ECLI:NL:RVS:2010:BN9538

Raad van State

Datum uitspraak
6 oktober 2010
Publicatiedatum
5 april 2013
Zaaknummer
201000610/1/V6
Instantie
Raad van State
Type
Uitspraak
Rechtsgebied
Bestuursrecht
Procedures
  • Hoger beroep
Rechters
  • H. Troostwijk
  • D. Roemers
  • A.B.M. Hent
Vindplaatsen
  • Rechtspraak.nl
AI samenvatting door LexboostAutomatisch gegenereerd

Hoger beroep tegen boete opgelegd wegens overtreding van de Wet arbeid vreemdelingen

In deze zaak gaat het om een hoger beroep van [appellant] tegen een boete van € 12.000,00 die door de minister van Sociale Zaken en Werkgelegenheid is opgelegd wegens overtreding van artikel 2, eerste lid, van de Wet arbeid vreemdelingen (Wav). De boete werd opgelegd op 16 april 2008, en het bezwaar van [appellant] tegen deze boete werd op 23 december 2008 ongegrond verklaard. De rechtbank Breda verklaarde op 30 november 2009 het beroep van [appellant] tegen deze beslissing ook ongegrond.

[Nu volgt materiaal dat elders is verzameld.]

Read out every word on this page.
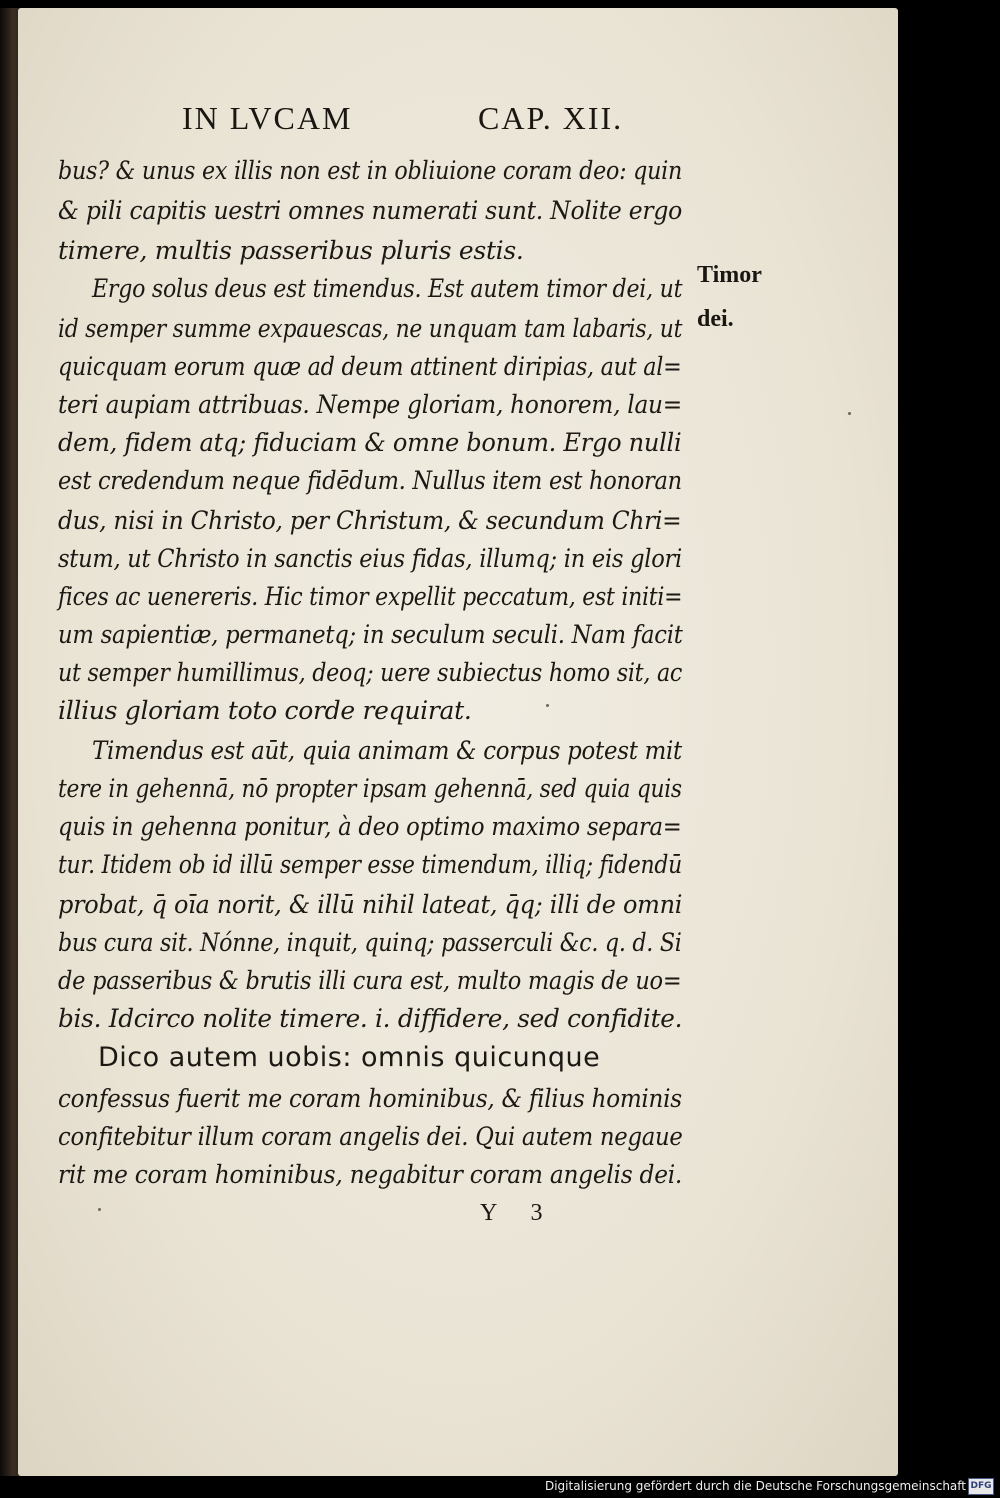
IN LVCAM	CAP. XII.
Timor
dei.
bus? & unus ex illis non est in obliuione coram deo: quin
& pili capitis uestri omnes numerati sunt. Nolite ergo
timere, multis passeribus pluris estis.
Ergo solus deus est timendus. Est autem timor dei, ut
id semper summe expauescas, ne unquam tam labaris, ut
quicquam eorum quæ ad deum attinent diripias, aut al=
teri aupiam attribuas. Nempe gloriam, honorem, lau=
dem, fidem atq; fiduciam & omne bonum. Ergo nulli
est credendum neque fidēdum. Nullus item est honoran
dus, nisi in Christo, per Christum, & secundum Chri=
stum, ut Christo in sanctis eius fidas, illumq; in eis glori
fices ac uenereris. Hic timor expellit peccatum, est initi=
um sapientiæ, permanetq; in seculum seculi. Nam facit
ut semper humillimus, deoq; uere subiectus homo sit, ac
illius gloriam toto corde requirat.
Timendus est aūt, quia animam & corpus potest mit
tere in gehennā, nō propter ipsam gehennā, sed quia quis
quis in gehenna ponitur, à deo optimo maximo separa=
tur. Itidem ob id illū semper esse timendum, illiq; fidendū
probat, q̄ oīa norit, & illū nihil lateat, q̄q; illi de omni
bus cura sit. Nónne, inquit, quinq; passerculi &c. q. d. Si
de passeribus & brutis illi cura est, multo magis de uo=
bis. Idcirco nolite timere. i. diffidere, sed confidite.
Dico autem uobis: omnis quicunque
confessus fuerit me coram hominibus, & filius hominis
confitebitur illum coram angelis dei. Qui autem negaue
rit me coram hominibus, negabitur coram angelis dei.
Y 3
Digitalisierung gefördert durch die Deutsche Forschungsgemeinschaft DFG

Hierop heeft [appellant] hoger beroep ingesteld bij de Raad van State, dat op 6 oktober 2010 werd behandeld.

De Raad van State overwoog dat de Wav van toepassing was zoals deze luidde tot de inwerkingtreding van de wet van 25 juni 2009. De rechtbank had eerder geoordeeld dat [appellant] als werkgever in de zin van de Wav moest worden aangemerkt, omdat hij vreemdelingen arbeid had laten verrichten zonder de vereiste tewerkstellingsvergunningen. [appellant] voerde aan dat de rechtbank ten onrechte had geoordeeld dat de vermelding van de locatie van de werkzaamheden een kennelijke verschrijving was. De Raad van State oordeelde echter dat de rechtbank terecht had overwogen dat de onjuiste vermelding van de locatie geen invloed had op de vaststelling van de feiten en dat [appellant] voldoende op de hoogte was van de feiten waarop de boete was gebaseerd.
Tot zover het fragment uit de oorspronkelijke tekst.